Coincidental similarities in plots due to humans naturally liking similar themes doesn't just automatically make that plot point an unoriginal re-hash. To say that both the good, the bad and the ugly and cowboy bebop possess zero original ideas between them is ridiculous. Making something original is about the connections you make, the overall picture you build, not the individual pieces or generalized concepts.
I'll just leave this here:
The full thing (read it; it's useful): http://tvtropes.org/pmwiki/pmwiki.ph...evenBasicPlotsOvercoming the Monster
Hero learns of a great evil threatening the land, and sets out to destroy it.
Rags to Riches
Surrounded by dark forces who suppress and ridicule him, the Hero slowly blossoms into a mature figure who ultimately gets riches, a kingdom, and the perfect mate.
Hero learns of a great MacGuffin that he desperately wants to find, and sets out to find it, often with companions.
Voyage and Return
Hero heads off into a magic land with crazy rules, ultimately triumphs over the madness and returns home far more mature than when he set out.
Hero and Heroine are destined to get together, but a dark force is preventing them from doing so; the story conspires to make the dark force repent, and suddenly the Hero and Heroine are free to get together. This is part of a cascade of effects that shows everyone for who they really are, and allows two or more other relationships to correctly form.
The flip side of the Overcoming the Monster plot. Our protagonist character is the Villain, but we get to watch him slowly spiral down into darkness before he's finally defeated, freeing the land from his evil influence.
As with the Tragedy plot, but our protagonist manages to realize his error before it's too late, and does a Heel Face Turn to avoid inevitable defeat.

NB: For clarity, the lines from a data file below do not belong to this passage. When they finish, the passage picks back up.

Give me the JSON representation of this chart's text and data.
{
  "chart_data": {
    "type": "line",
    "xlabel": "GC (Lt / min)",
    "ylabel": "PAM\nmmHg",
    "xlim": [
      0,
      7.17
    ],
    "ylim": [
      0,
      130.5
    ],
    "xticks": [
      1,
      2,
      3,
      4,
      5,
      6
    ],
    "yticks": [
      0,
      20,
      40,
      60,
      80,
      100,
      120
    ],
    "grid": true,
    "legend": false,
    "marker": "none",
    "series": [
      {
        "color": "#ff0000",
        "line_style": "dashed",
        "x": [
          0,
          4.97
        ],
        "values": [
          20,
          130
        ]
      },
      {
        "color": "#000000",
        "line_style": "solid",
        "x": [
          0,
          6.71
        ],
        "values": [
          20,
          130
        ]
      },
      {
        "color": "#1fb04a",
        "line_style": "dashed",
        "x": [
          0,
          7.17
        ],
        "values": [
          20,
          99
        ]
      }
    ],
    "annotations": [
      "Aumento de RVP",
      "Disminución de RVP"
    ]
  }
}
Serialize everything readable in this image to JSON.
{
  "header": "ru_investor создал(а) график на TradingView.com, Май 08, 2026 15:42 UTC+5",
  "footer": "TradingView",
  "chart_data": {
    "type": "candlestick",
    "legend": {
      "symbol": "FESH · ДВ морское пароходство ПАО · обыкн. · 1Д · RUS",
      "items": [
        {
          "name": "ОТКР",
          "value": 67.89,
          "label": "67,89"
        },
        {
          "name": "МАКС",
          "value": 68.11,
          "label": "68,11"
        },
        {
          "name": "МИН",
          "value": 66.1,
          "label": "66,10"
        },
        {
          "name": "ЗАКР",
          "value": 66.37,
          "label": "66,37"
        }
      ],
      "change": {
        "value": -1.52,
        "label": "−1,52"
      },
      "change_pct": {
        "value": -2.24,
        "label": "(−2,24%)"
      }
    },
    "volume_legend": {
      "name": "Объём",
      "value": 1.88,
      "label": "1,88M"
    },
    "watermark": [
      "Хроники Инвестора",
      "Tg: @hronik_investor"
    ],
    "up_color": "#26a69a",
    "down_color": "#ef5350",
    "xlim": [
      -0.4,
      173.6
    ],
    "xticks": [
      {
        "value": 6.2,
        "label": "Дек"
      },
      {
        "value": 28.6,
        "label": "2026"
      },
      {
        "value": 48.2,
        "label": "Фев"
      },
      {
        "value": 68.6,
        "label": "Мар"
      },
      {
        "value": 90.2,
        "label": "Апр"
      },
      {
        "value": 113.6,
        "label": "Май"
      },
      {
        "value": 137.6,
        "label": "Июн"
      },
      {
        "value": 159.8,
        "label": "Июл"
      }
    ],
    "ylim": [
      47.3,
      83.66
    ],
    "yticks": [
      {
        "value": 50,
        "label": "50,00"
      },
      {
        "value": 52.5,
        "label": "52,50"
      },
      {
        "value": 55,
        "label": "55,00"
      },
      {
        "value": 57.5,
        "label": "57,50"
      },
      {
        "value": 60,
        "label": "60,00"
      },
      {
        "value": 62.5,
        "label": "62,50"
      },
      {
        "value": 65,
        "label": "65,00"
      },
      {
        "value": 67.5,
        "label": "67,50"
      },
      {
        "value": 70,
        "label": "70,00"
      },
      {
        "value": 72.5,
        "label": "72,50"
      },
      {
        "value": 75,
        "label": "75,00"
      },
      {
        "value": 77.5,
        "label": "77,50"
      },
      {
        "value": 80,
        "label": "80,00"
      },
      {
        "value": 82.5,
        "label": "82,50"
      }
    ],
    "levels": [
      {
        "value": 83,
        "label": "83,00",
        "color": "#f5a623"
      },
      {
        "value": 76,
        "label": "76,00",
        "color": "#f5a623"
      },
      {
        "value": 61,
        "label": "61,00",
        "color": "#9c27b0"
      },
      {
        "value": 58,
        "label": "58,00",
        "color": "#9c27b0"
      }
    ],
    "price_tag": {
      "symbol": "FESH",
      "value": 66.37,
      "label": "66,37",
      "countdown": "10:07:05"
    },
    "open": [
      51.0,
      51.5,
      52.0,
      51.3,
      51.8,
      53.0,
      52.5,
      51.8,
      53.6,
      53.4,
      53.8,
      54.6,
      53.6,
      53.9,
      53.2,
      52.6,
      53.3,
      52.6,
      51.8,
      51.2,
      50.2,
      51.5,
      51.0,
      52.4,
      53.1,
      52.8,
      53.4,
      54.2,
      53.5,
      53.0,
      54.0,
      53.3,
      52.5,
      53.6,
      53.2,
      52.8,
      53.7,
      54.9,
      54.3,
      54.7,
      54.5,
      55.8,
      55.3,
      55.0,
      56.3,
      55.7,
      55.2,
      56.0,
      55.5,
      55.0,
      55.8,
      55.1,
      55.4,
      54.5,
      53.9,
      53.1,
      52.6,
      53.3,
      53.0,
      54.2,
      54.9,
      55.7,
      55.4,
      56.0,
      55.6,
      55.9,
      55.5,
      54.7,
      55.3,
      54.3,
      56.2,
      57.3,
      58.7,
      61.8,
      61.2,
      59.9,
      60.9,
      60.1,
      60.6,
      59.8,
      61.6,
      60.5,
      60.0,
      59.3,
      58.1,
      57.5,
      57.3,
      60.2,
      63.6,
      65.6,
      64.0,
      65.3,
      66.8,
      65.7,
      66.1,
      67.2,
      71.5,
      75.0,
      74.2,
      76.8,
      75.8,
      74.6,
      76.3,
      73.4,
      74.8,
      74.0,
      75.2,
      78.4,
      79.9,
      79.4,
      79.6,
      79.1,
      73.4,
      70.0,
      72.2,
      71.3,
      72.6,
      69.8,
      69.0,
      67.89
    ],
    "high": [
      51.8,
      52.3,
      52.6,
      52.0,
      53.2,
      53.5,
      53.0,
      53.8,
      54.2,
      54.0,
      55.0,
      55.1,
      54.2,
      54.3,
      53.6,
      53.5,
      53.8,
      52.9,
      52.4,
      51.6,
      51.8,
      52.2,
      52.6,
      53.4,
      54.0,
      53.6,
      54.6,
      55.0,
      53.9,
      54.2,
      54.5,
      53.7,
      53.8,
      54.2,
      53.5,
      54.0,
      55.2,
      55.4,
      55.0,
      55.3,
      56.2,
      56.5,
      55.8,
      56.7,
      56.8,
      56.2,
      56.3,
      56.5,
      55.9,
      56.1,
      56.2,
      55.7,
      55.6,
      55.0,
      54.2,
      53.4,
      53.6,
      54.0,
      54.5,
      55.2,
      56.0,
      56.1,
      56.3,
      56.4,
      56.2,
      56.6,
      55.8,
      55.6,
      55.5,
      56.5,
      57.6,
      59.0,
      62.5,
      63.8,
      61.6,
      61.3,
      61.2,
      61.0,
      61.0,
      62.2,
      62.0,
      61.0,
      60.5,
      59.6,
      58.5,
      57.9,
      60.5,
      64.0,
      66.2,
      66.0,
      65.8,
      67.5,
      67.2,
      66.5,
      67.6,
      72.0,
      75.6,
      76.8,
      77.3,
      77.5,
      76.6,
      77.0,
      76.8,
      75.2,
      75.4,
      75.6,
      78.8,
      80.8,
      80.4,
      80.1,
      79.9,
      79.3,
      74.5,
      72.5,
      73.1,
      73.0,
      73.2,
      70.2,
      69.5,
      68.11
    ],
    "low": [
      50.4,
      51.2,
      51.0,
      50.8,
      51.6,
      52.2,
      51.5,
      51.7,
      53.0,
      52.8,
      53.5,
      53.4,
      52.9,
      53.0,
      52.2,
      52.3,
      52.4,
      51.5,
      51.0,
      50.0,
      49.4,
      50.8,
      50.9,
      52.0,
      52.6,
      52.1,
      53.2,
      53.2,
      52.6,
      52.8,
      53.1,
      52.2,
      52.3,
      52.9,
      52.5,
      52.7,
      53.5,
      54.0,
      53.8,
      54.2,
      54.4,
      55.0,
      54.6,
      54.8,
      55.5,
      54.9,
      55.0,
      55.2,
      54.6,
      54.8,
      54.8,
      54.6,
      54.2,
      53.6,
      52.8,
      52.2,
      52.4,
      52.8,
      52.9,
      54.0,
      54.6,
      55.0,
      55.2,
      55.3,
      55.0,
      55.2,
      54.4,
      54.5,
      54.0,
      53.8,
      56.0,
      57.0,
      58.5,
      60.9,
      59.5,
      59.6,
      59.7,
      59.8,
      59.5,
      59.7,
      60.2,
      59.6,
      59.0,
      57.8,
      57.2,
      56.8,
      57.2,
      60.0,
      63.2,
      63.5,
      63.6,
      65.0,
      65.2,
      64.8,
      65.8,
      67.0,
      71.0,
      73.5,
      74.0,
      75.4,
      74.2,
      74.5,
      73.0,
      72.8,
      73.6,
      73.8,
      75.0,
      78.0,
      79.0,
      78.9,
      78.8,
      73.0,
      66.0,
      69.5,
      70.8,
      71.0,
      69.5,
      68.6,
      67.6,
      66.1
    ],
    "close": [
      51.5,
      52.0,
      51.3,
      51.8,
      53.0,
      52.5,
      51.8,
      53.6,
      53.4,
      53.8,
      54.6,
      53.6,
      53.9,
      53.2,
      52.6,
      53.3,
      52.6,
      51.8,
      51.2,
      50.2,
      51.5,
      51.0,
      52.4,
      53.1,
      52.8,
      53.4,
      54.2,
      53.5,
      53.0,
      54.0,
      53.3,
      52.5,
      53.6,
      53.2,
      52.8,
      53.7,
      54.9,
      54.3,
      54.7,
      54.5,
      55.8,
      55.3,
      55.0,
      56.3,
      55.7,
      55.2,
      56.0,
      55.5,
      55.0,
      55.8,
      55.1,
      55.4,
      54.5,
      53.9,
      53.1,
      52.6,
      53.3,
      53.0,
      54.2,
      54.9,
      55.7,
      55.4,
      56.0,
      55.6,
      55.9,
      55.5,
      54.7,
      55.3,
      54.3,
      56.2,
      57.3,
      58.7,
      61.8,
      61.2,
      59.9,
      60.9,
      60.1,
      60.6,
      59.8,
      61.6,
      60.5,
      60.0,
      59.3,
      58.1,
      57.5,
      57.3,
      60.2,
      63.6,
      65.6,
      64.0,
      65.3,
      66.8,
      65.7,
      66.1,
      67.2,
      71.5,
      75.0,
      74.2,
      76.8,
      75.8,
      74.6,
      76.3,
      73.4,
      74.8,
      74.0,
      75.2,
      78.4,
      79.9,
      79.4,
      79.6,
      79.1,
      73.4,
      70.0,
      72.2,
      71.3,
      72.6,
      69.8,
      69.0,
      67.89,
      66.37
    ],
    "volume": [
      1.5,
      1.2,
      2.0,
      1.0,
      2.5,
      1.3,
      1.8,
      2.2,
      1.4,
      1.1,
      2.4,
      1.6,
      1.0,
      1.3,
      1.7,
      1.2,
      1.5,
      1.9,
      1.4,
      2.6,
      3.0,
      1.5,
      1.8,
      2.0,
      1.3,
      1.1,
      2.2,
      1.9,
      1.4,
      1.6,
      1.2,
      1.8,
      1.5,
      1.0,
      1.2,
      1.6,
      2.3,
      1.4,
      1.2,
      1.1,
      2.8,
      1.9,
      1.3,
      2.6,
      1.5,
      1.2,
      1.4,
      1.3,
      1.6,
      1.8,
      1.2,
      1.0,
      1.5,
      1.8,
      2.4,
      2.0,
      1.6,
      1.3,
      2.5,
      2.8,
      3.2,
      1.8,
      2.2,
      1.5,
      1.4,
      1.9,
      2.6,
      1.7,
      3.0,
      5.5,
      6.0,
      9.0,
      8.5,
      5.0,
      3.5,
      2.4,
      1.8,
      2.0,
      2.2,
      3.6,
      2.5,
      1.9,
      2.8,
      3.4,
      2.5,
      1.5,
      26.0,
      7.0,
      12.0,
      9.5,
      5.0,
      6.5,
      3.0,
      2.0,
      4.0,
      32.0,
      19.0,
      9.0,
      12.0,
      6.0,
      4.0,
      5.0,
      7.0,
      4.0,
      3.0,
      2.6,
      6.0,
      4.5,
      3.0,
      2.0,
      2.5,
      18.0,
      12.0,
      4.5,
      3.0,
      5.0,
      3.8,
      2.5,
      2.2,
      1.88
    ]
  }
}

@ Gabrieldude, Just make a story that you enjoy making so much, Don't worry too much about similarity and so forth as long as you know you didn't exactly copy any story yourself, It's one of the main moral lessons of those mangaka life based stories(I've been reading too much of those manga lately lol, and now my main goal is why I want to be one is because I want a cute assistant from what I read in mangaka asistant san), Don't think too much about appealing someone with it, People with a story that suck so much has their manga ranking so high if you notice and not only that there are tons of similar stories out there but still famous.
TC, if you're looking to make a story creative, you need to ask yourself not "what" but "how?" When we read a standard fantasy novel or a Disney movie, we usually know the good guy will win over evil. So why do we watch? To see how he/she accomplishes this! It's like the saying goes: "It's not about the destination, it's about the journey to get there."